当前位置:网站首页>Operation and maintenance specification: process template for online fault handling
Operation and maintenance specification: process template for online fault handling
2022-06-21 23:15:00 【Brother Xing plays with the clouds】
The handling process and documentation when the accident occurs .
Accident handling process
The basic principle of : All means and actions taken during troubleshooting , Business recovery is the highest priority .
Process mechanism
- After the fault is found ,On-Call Of SRE or Operation and maintenance , Fault commander Have the right to convene corresponding business development or other necessary resources , Rapid organization Accident handling team .
- If the problem and recovery process are very clear , Fault commander Still SRE or Operation and maintenance , No transfer , It is up to him to direct everyone to do specific things , Give priority to business recovery .
- If the problem is difficult , It's a big influence , At this time SRE A higher level supervisor can be asked to intervene , such as SRE Supervisor or director, etc , The general principle is who's business is most affected , Who will lead the organization . At this time SRE To put Fault commander Transfer responsibility to higher-level supervisors , If it is the influence of the whole station , Technology if necessary VP or CTO Can also bear Fault commander duty , Or authorize a director to undertake .
- After the problem is solved , Functional verification is required .
Detailed flow chart
```sequence
OnCall Operation and maintenance -> fault : Find fault
OnCall Operation and maintenance ->OnCall Operation and maintenance : Preliminary analysis of fault causes
OnCall Operation and maintenance -> Accident handling team : Gather business development or other necessary resources
Accident handling team -> Accident handling team : Accident feedback (10-15 Minutes at a time )
Accident handling team -> Accident handling : Accident investigation
OnCall Operation and maintenance --> senior executive : The problem is difficult , It's a big influence , Accident escalation
senior executive --> Accident handling team : Full control , Proceed to the next step of negotiation
Accident handling -> Accident handling : Recent releases
Accident handling -> Accident handling : Services and infrastructure
Accident handling -> Accident handling : Solve the problem
Accident handling -> Accident handling team : Investigation record
fault -> Accident recovery : Perform recovery verification
Accident recovery -> Accident handling team : Notification of recovery results
OnCall Operation and maintenance -> Post event summary : Organize the fault recovery meeting
Note right of Post event summary : Summarize the reasons , solve the problem
Post event summary -> Accident handling team : Output meeting summary , Fault report
```
COPYAccident business phenomenon
Who reports what problems at what time , Try to be as detailed as possible , Like equipment id, user id etc.
Frequency of accidents
Episodic or Must appear
Accident recurrence method
Convenient for everyone to reproduce .
Accident time flow record
Record before the accident in the form of event time flow , Operation records in the accident
notes : Time can be accurate
Recorder : ( To be recorded by a designated person )

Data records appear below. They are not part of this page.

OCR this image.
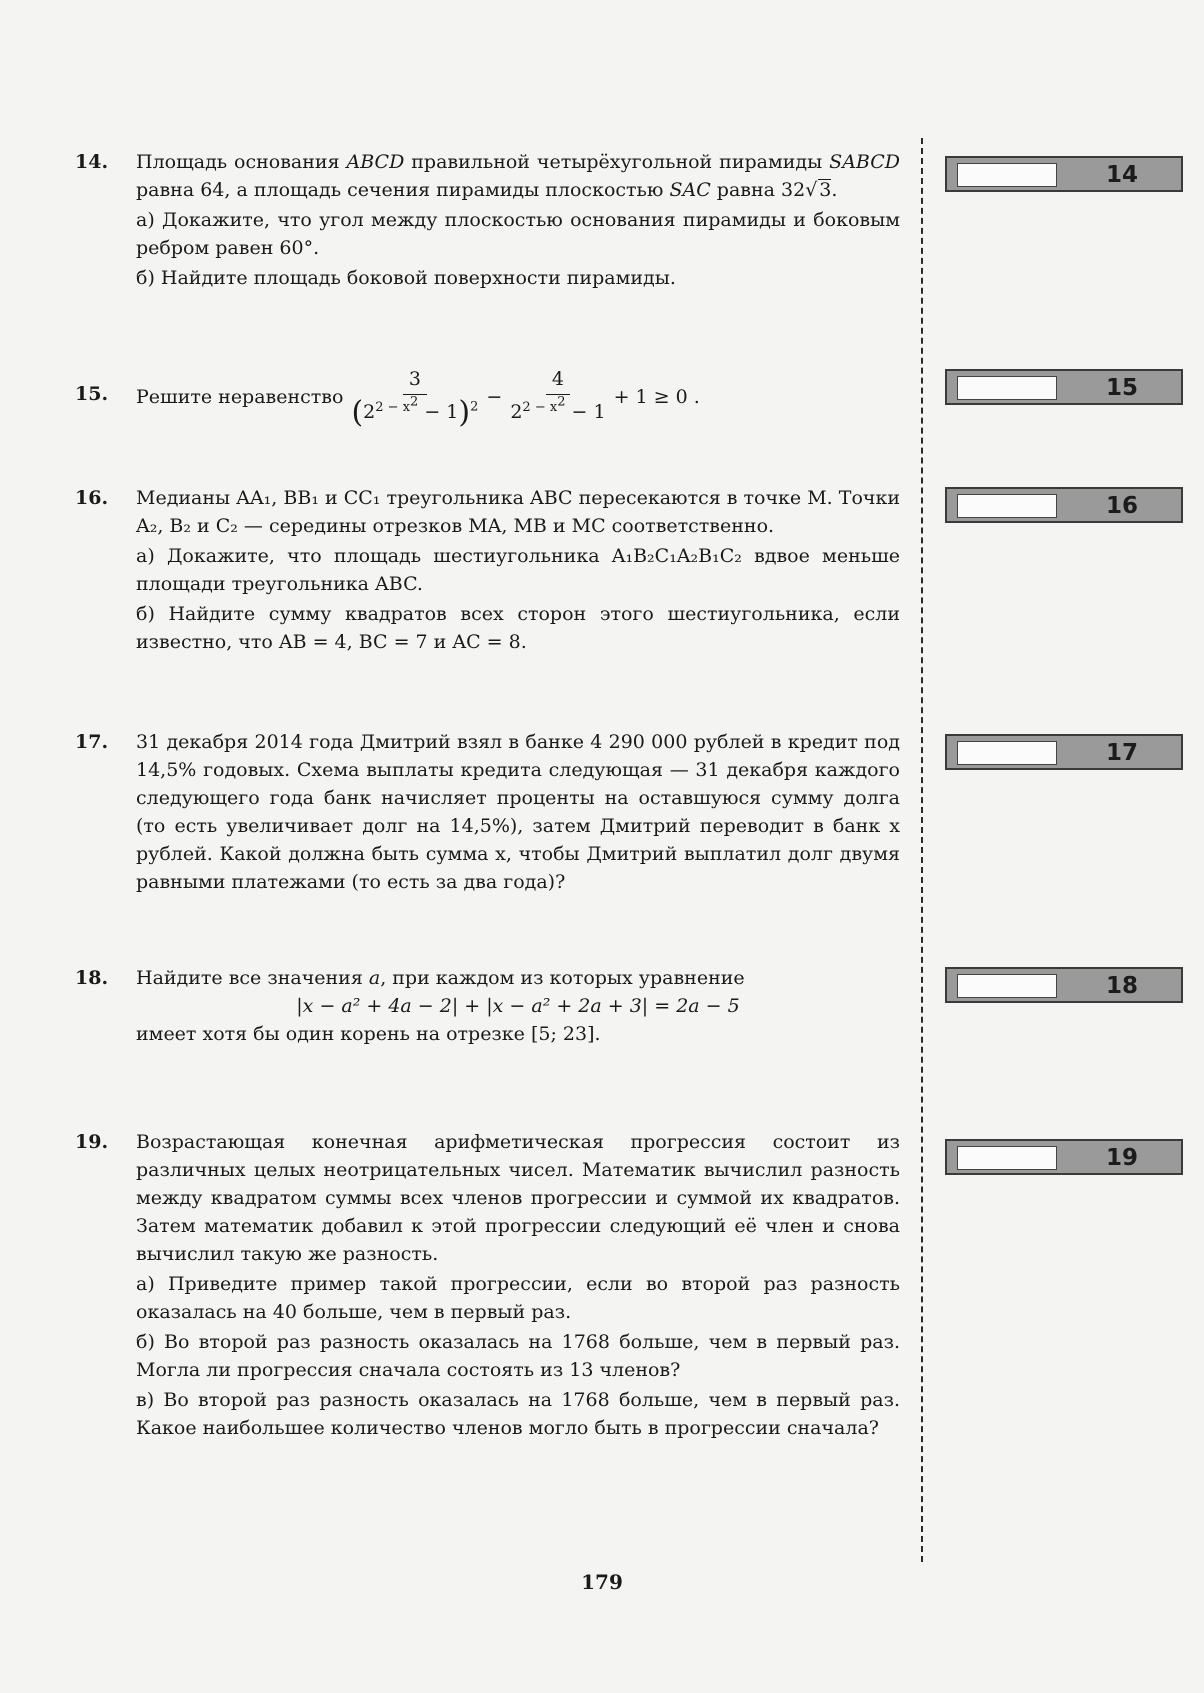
14. Площадь основания ABCD правильной четырёхугольной пирамиды SABCD равна 64, а площадь сечения пирамиды плоскостью SAC равна 32√ 3.

а) Докажите, что угол между плоскостью основания пирамиды и боковым ребром равен 60°.

б) Найдите площадь боковой поверхности пирамиды.

15. Решите неравенство $\frac{3}{(2^{2 - x^2} - 1)^2} - \frac{4}{2^{2 - x^2} - 1} + 1 \ge 0$ .
16. Медианы AA₁, BB₁ и CC₁ треугольника ABC пересекаются в точке M. Точки A₂, B₂ и C₂ — середины отрезков MA, MB и MC соответственно.

а) Докажите, что площадь шестиугольника A₁B₂C₁A₂B₁C₂ вдвое меньше площади треугольника ABC.

б) Найдите сумму квадратов всех сторон этого шестиугольника, если известно, что AB = 4, BC = 7 и AC = 8.

17. 31 декабря 2014 года Дмитрий взял в банке 4 290 000 рублей в кредит под 14,5% годовых. Схема выплаты кредита следующая — 31 декабря каждого следующего года банк начисляет проценты на оставшуюся сумму долга (то есть увеличивает долг на 14,5%), затем Дмитрий переводит в банк x рублей. Какой должна быть сумма x, чтобы Дмитрий выплатил долг двумя равными платежами (то есть за два года)?

18. Найдите все значения a, при каждом из которых уравнение

|x − a² + 4a − 2| + |x − a² + 2a + 3| = 2a − 5

имеет хотя бы один корень на отрезке [5; 23].

19. Возрастающая конечная арифметическая прогрессия состоит из различных целых неотрицательных чисел. Математик вычислил разность между квадратом суммы всех членов прогрессии и суммой их квадратов. Затем математик добавил к этой прогрессии следующий её член и снова вычислил такую же разность.

а) Приведите пример такой прогрессии, если во второй раз разность оказалась на 40 больше, чем в первый раз.

б) Во второй раз разность оказалась на 1768 больше, чем в первый раз. Могла ли прогрессия сначала состоять из 13 членов?

в) Во второй раз разность оказалась на 1768 больше, чем в первый раз. Какое наибольшее количество членов могло быть в прогрессии сначала?

14
15
16
17
18
19
179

Time | event | Operator | remarks |
|---|---|---|---|
2021/09/28 12:20:20 | take LB Bandwidth from 10Mb To 20Mb | ||
Accident handling team
An accident group is organized by the accident responders . Easy to communicate .
Set up a special emergency group , Will these The key role of accident products Among them , When a fault occurs, it will be reported to the group as soon as possible .
Accident feedback
It is generally required to take the team as a unit , every other 10~15 Give feedback once a minute , Feedback on current processing progress and next steps Action, If something needs to be done in the middle , Also inform in advance , And the contents of the notification shall include the impact on the business and system , Finally by Fault commander Execute after making a decision , Avoid making mistakes while busy . No progress is progress , Also give timely feedback .
Accident investigation
Recently released information
Can include the last released system commitId, Time , Personnel, etc .
Test feedback
The feedback of the tester on the troubleshooting . It is convenient for developers to check problems .
Time | The test case | result | Recorder | remarks |
|---|---|---|---|---|
9/28 11 P.m. | stay APP On the login | success | Zhang San | |
9/28 11 P.m. | Login on device | Failure | Li Si | |
Service situation
Each service in the team should have a corresponding owner. In case of online failure , Every owner Responsible for checking the service they are responsible for . The documents of the inspection process must retain evidence .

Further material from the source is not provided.